Directions: |
Directions:In a medium bowl, combine the first 6 ingredients and let sit for a few hours, or better a few days. (The rum getting into those raisins and currents is a tasty thing.) In large bowl of electric mixer, dissolve the yeast and 1 T of brown sugar in the warm milk. Let stand until foamy, 5-10 minutes. Add 1-1/2 C of flower and beat at medium speed for 2 minutes (or about 300 strokes by hand). Let sponge rise until light and bubbly, about 15 minutes. Drain liquid off fruit, reserving liquid (I hardly ever find any significant amount of liquid). Toss the fruit with 2-3 T of flour. Stir down sponge and add ¾ C brown sugar, eggs, melted butter, lemon zest, vanilla, almond extract, and enough flour to make a soft dough. Turn it out on a floured surface. Clean and grease the bowl and set aside.
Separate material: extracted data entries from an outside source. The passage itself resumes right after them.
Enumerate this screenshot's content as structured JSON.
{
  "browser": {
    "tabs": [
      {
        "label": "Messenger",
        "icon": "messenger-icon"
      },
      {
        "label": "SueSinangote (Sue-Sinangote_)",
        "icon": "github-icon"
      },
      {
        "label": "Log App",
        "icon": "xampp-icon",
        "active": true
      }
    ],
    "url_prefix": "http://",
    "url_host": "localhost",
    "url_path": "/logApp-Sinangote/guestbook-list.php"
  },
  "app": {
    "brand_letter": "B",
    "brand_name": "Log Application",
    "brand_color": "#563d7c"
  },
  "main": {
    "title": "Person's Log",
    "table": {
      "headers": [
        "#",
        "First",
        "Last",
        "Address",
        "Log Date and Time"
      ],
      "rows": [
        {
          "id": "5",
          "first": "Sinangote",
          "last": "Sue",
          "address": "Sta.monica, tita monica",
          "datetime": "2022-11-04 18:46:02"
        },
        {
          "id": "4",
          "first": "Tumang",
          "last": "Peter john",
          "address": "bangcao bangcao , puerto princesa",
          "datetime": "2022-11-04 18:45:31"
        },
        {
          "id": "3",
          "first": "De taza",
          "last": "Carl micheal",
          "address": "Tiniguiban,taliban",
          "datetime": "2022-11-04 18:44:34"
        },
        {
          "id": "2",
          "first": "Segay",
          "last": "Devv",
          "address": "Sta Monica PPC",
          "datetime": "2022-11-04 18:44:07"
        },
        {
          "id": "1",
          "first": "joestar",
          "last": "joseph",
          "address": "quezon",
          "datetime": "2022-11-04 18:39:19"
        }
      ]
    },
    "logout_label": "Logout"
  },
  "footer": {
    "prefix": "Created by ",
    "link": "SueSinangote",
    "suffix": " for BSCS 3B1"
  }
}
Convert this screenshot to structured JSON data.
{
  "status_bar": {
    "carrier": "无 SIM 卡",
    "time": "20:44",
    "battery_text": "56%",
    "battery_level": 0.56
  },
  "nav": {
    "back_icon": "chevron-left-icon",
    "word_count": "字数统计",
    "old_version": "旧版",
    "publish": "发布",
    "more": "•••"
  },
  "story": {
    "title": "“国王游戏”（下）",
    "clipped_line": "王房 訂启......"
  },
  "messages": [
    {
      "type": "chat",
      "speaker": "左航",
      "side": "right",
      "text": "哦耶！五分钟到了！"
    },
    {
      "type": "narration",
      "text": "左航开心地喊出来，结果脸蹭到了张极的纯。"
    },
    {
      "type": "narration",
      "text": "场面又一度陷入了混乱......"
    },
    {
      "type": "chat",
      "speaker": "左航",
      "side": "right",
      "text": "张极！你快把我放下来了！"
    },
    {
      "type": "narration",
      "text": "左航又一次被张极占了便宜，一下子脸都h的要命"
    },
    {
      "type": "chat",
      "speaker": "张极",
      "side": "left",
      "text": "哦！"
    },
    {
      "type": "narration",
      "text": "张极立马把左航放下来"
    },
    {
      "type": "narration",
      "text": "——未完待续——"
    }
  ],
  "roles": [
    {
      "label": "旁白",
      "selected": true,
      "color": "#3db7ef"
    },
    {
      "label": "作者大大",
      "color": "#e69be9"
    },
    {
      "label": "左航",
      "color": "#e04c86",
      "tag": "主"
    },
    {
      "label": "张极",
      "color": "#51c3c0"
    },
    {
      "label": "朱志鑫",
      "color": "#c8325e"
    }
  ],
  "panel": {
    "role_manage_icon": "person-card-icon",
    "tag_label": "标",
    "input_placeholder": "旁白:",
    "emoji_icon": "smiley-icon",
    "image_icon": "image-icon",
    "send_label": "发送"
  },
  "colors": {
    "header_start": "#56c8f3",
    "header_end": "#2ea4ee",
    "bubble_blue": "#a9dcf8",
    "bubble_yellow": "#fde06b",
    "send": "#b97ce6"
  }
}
Knead the dough 8-10 minutes or until it is smooth and elastic; it will be soft and buttery. Generously flour your surface and pat the dough into a rough rectangle about ½" thick.Aprinkle the fruit and nuts over the surface. Knead until all that stuff is evenly distributed. It will be a sticky, gooey mess for a while, but stick with it flouring your hands now and then. Place the dough in the greased bowl turning to coat all sides. Cover with a damp towel and let rise in a warm place until doubled in volume, about an hour and a half. Punch down dough and knead for about 30 seconds.Divide in two and pat each out to an oval about 8"x12". Brush with melted butter, sprinkle with white sugar and fold along the long dimension, leaving an inch or two on two buttered cookie sheets. Lightly press and pinch the top edge onto the lower to seal. Cover with buttered wax paper and let rise until increased by about half, about an hour. Bake at 350 for 35-45 minutes or until a skewer inserted in the centers comes out clean. If the tops start getting too brown, cover them with foil. As loaves cool, brush them 2 or 3 times with melted butter. Generously sprinkle with powdered sugar when they are cool. (I usually wait until just before I serve them to sift on the sugar.) Cut in thin slices. |
Personal
Notes: |
Personal
Notes: This is such a long recipe that I almost did not add it because it would take so long to type in. But, how could I not include it? For more than 40 years stollen has been the thing Bakers eat on Christmas morning as gifts are opened. Then we get a brunch of bacon and eggs to tide us over until the Christmas feast. It comes from Sharon Tyler Herbst's book "BREADS". The one sad thing is that, this recipe cannot be gluten-free, so every year I experiment with trying to find a recipe so Sara can have something to eat while everyone else eats this. Mostly they pale in comparison, but I think that I finally found a good one for her this year (2018).